Dual-branch Prompting for Multimodal Machine Translation
Jie Wang, Zhendong Yang, Liansong Zong, Xiaobo Zhang, Dexian Wang, Ji Zhang
TL;DR
This work tackles robustness in multimodal machine translation by eliminating the need for authentic images at inference and mitigating visual noise. It introduces D2P-MMT, a diffusion-based dual-branch prompting framework that reconstructs images from the source text and jointly learns from authentic and reconstructed visuals through a cross-modal coupling and a KL-consistency loss. The approach yields superior BLEU scores on Multi30K for En-De and En-Fr, outperforming image-free and many image-dependent baselines, and demonstrates strong generalization and ablation-supported effectiveness of the prompting strategy. Overall, the method enhances cross-modal interaction and robustness, offering a practical MMT solution when reliable visual inputs are unavailable during deployment.
Abstract
Multimodal Machine Translation (MMT) typically enhances text-only translation by incorporating aligned visual features.
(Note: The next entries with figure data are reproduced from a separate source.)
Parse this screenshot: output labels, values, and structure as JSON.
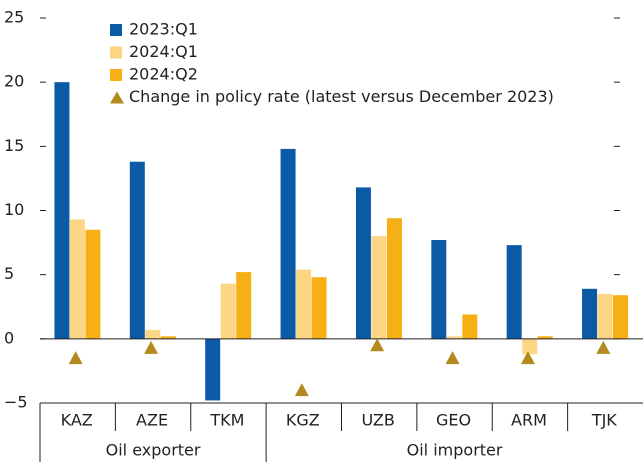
{
  "chart_data": {
    "type": "bar",
    "categories": [
      "KAZ",
      "AZE",
      "TKM",
      "KGZ",
      "UZB",
      "GEO",
      "ARM",
      "TJK"
    ],
    "groups": [
      "Oil exporter",
      "Oil importer"
    ],
    "series": [
      {
        "name": "2023:Q1",
        "color": "#0b5aa6",
        "values": [
          20,
          13.8,
          -4.8,
          14.8,
          11.8,
          7.7,
          7.3,
          3.9
        ]
      },
      {
        "name": "2024:Q1",
        "color": "#fdd685",
        "values": [
          9.3,
          0.7,
          4.3,
          5.4,
          8.0,
          0.2,
          -1.2,
          3.5
        ]
      },
      {
        "name": "2024:Q2",
        "color": "#f6b015",
        "values": [
          8.5,
          0.2,
          5.2,
          4.8,
          9.4,
          1.9,
          0.2,
          3.4
        ]
      },
      {
        "name": "Change in policy rate (latest versus December 2023)",
        "color": "#b38a20",
        "marker": "triangle",
        "values": [
          -1.5,
          -0.7,
          null,
          -4.0,
          -0.5,
          -1.5,
          -1.5,
          -0.7
        ]
      }
    ],
    "ylim": [
      -5,
      25
    ],
    "yticks": [
      {
        "value": -5,
        "label": "−5"
      },
      0,
      5,
      10,
      15,
      20,
      25
    ]
  }
}
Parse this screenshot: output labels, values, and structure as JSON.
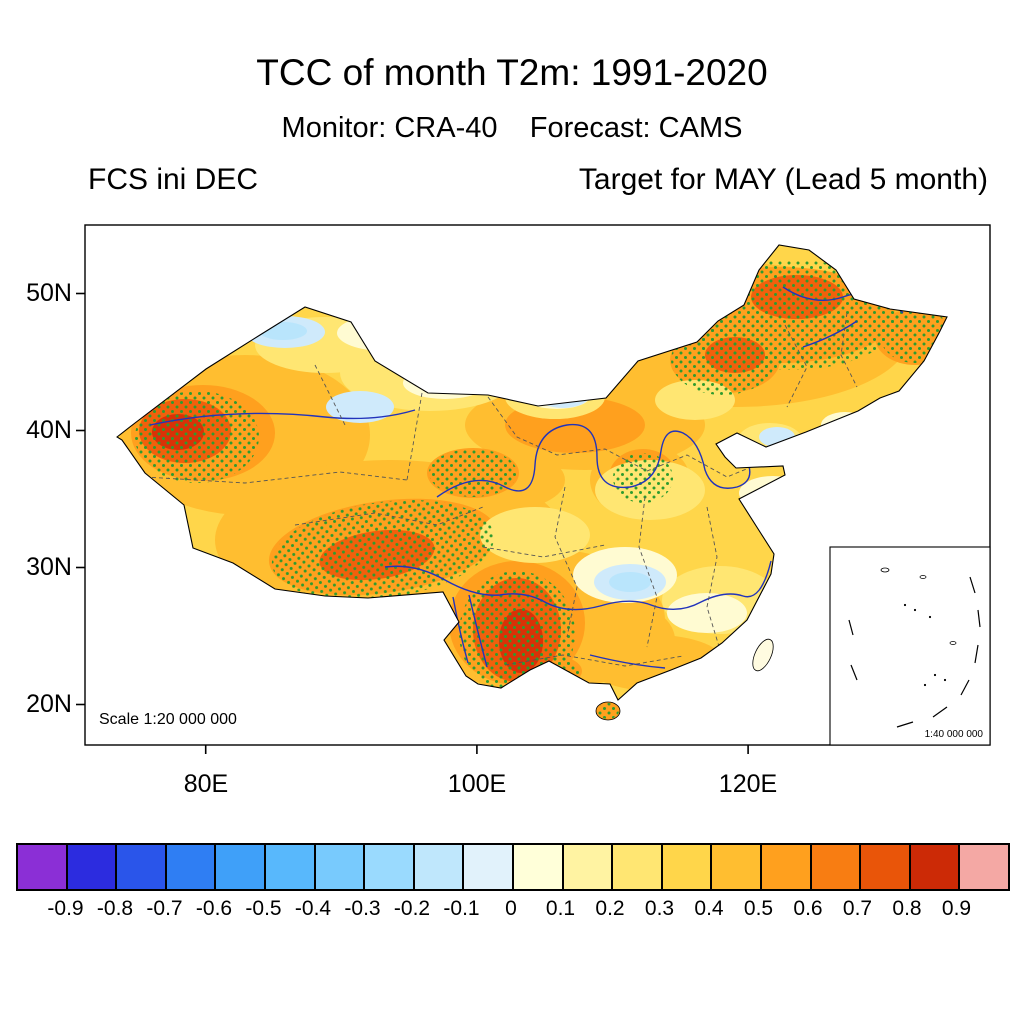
{
  "title": "TCC of month T2m: 1991-2020",
  "subtitle": "Monitor: CRA-40    Forecast: CAMS",
  "header": {
    "left": "FCS ini DEC",
    "right": "Target for MAY (Lead 5 month)"
  },
  "map": {
    "lat_labels": [
      "50N",
      "40N",
      "30N",
      "20N"
    ],
    "lon_labels": [
      "80E",
      "100E",
      "120E"
    ],
    "scale_label": "Scale 1:20 000 000",
    "inset_scale_label": "1:40 000 000",
    "stipple_color": "#2e9b2e",
    "river_color": "#2233bb"
  },
  "colorbar": {
    "tick_labels": [
      "-0.9",
      "-0.8",
      "-0.7",
      "-0.6",
      "-0.5",
      "-0.4",
      "-0.3",
      "-0.2",
      "-0.1",
      "0",
      "0.1",
      "0.2",
      "0.3",
      "0.4",
      "0.5",
      "0.6",
      "0.7",
      "0.8",
      "0.9"
    ],
    "colors": [
      "#8b2fd6",
      "#2c2cdf",
      "#2a55ea",
      "#2f7ef3",
      "#3fa0f9",
      "#58b8fc",
      "#78cafd",
      "#9adafe",
      "#bfe7fc",
      "#e1f2fb",
      "#ffffd9",
      "#fff3a2",
      "#ffe672",
      "#ffd64a",
      "#ffbe30",
      "#ffa01e",
      "#f87d12",
      "#e95509",
      "#cc2a06",
      "#f4a8a4"
    ]
  }
}
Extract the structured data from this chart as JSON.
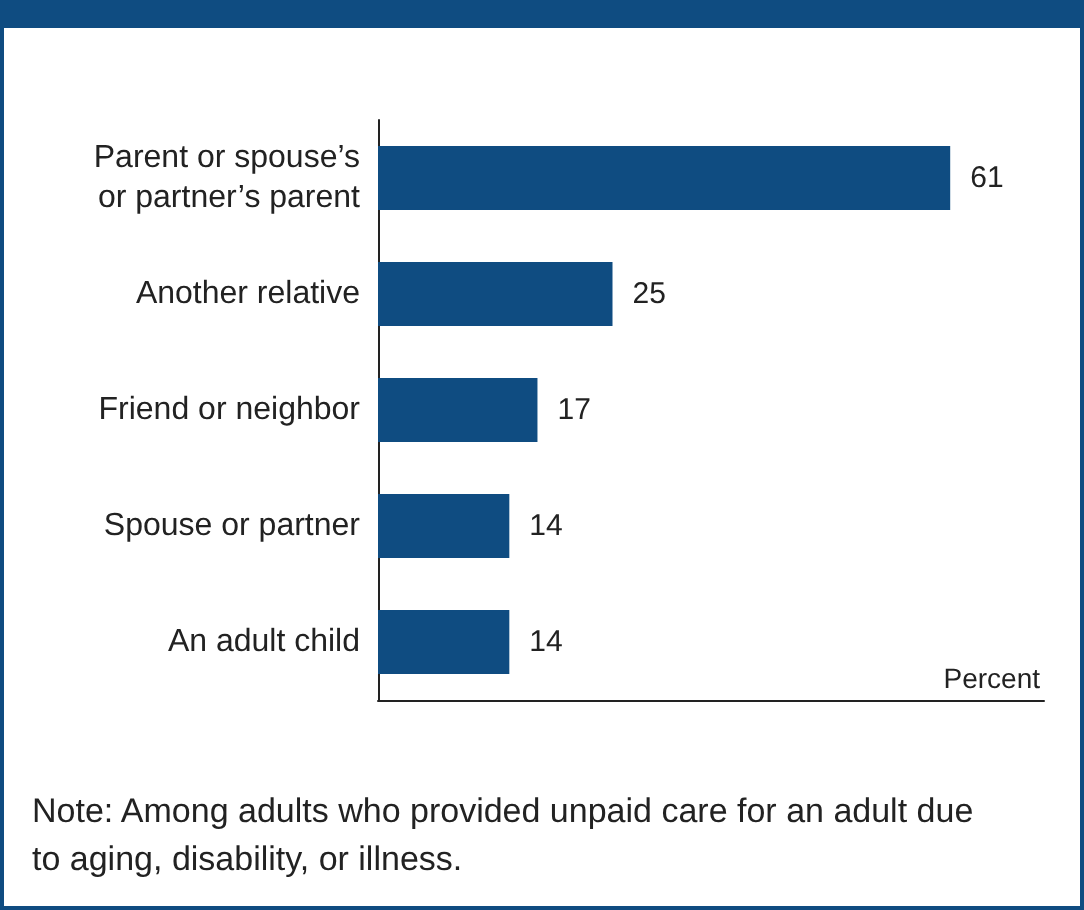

Despite the remarkable progress, state-of-the-art MMT approaches often rely on paired image-text inputs at inference and are sensitive to irrelevant visual noise, which limits their robustness and practical applicability. To address these issues, we propose D2P-MMT, a diffusion-based dual-branch prompting framework for robust vision-guided translation. Specifically, D2P-MMT requires only the source text and a reconstructed image generated by a pre-trained diffusion model, which naturally filters out distracting visual details while preserving semantic cues. During training, the model jointly learns from both authentic and reconstructed images using a dual-branch prompting strategy, encouraging rich cross-modal interactions. To bridge the modality gap and mitigate training-inference discrepancies, we introduce a distributional alignment loss that enforces consistency between the output distributions of the two branches. Extensive experiments on the Multi30K dataset demonstrate that D2P-MMT achieves superior translation performance compared to existing state-of-the-art approaches.